To focus policy on the segregation of Social Security and other trust funds ignores the significant linkages that exist between them and the rest of the budget. The level of Social Security benefits directly affects spending under the means-tested Supplemental Security Income and Food Stamp programs. Payroll taxes on employers reduce income tax collections. The earned income tax credit, which lowers income taxes, was motivated by the desire to reduce the impact of payroll taxes on lower-income workers. And Social Security and Medicare, by their size, are poised to crowd out other government spending and limit the availability of funding for other government functions. If one assumed that the benefit commitments now embedded in current law were to be fully met, Social Security and Medicare expenditures together would increase as a percentage of gross domestic product (GDP) from 7 percent today to 12 percent in 2040 and 15 percent in 2075. However, the separate revenues for the programs would remain at around 7 percent of GDP. Absent a policy change, the money to cover the difference would have to come from other government receipts or borrowing.

The future of Social Security and Medicare depends on the capacity of the federal government to cover their costs while paying for its many other functions. Viewing them and other federal programs as separate from the rest of the government's finances will only obscure the looming fiscal strains.
 

Related CBO Publications: Social Security: A Primer (September 2001); A 125-Year Picture of the Federal Government's Share of the Economy, 1950 to 2075, Long-Range Fiscal Policy Brief (July 3, 2002); and The Looming Budgetary Impact of Society's Aging, Long-Range Fiscal Policy Brief (July 3, 2002).

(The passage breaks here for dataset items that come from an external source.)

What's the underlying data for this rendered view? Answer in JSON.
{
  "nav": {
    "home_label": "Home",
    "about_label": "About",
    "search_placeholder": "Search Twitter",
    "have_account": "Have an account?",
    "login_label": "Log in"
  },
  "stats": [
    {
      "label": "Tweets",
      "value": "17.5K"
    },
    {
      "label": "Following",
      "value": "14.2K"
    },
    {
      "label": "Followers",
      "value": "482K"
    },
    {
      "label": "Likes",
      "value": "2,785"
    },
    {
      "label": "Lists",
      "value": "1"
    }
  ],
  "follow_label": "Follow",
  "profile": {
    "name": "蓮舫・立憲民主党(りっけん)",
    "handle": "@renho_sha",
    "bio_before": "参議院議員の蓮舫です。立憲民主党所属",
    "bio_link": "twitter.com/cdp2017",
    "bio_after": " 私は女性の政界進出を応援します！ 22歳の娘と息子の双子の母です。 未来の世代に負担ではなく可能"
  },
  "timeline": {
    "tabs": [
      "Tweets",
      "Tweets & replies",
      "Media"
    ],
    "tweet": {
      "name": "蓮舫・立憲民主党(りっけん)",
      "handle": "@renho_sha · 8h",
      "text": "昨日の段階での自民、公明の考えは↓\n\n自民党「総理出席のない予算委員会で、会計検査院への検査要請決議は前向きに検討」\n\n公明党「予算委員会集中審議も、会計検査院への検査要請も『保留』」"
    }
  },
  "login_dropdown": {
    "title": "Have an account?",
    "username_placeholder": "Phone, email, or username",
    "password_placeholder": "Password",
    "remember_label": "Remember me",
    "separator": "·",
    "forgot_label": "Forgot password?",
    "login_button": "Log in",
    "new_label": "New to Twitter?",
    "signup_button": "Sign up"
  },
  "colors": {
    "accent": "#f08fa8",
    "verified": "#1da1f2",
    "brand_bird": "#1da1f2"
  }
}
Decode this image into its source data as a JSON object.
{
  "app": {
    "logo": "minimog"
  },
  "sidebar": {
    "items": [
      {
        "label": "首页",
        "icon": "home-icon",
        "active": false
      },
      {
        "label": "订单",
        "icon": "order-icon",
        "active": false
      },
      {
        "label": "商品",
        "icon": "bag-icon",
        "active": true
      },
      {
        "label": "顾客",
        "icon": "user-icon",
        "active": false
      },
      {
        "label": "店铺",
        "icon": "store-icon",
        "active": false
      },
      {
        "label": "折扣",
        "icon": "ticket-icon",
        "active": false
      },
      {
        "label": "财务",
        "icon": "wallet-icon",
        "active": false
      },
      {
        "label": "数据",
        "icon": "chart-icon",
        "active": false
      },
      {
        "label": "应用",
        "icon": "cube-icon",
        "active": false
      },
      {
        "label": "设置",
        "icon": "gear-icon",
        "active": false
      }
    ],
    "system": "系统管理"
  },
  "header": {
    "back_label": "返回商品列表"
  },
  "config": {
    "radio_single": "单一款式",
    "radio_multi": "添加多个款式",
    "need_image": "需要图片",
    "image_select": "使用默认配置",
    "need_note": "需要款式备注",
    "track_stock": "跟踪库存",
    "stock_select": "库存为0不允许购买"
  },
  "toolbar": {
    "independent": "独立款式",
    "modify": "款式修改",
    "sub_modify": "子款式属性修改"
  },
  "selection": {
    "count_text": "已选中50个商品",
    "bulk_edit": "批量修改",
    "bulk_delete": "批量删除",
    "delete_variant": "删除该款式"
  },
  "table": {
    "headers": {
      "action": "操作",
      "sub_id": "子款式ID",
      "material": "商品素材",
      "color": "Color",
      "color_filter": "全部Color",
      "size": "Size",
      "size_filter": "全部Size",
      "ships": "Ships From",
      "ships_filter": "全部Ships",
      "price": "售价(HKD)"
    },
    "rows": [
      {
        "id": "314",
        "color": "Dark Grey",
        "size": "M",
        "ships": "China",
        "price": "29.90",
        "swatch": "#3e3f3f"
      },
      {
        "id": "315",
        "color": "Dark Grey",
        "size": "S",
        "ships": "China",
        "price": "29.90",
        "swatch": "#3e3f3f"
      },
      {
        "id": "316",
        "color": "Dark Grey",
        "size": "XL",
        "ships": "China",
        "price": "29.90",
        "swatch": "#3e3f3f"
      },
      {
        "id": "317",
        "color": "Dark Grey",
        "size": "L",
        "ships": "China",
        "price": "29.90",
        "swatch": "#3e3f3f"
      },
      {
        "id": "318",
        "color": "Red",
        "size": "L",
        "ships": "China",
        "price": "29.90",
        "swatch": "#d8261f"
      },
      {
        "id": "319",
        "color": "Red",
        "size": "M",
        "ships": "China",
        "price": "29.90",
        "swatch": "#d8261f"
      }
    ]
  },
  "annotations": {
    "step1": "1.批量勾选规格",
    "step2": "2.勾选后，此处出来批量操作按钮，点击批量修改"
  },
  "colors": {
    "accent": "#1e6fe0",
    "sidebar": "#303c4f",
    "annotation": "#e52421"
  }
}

Contacts: This policy brief was prepared by Dave Koitz and Melissa D. Bobb. It and other publications by CBO are available at the agency's Web site.

 
1.  Although often described as such, Social Security does not represent a "contract" in the conventional sense in that neither party has entered into an agreement establishing enforceable obligations.
2.  See Social Security Administration, The 2002 Annual Report of the Board of Trustees of the Federal Old-Age and Survivors Insurance and Disability Insurance Trust Funds (March 26, 2002).
3.  To illustrate the difference between the revenues and spending prescribed under current law, the figures and table in this policy brief do not reflect the lower payments that would result from the depletion of the trust funds. The trust funds are credited with federal securities when income is recorded to them, and those securities are written off when benefits and other expenditures are paid from the Treasury. Under the law, as long as a balance is posted to the trust funds, the Treasury has the legal authority to continue paying benefits. However, if the balance fell to zero (as is projected for 2041), the program's spending authority would end or be constricted because only incoming receipts would be available to make the payments.
4.  Revenues for both Social Security and Medicare combined fall below the programs' outlays in 2010 and remain so thereafter.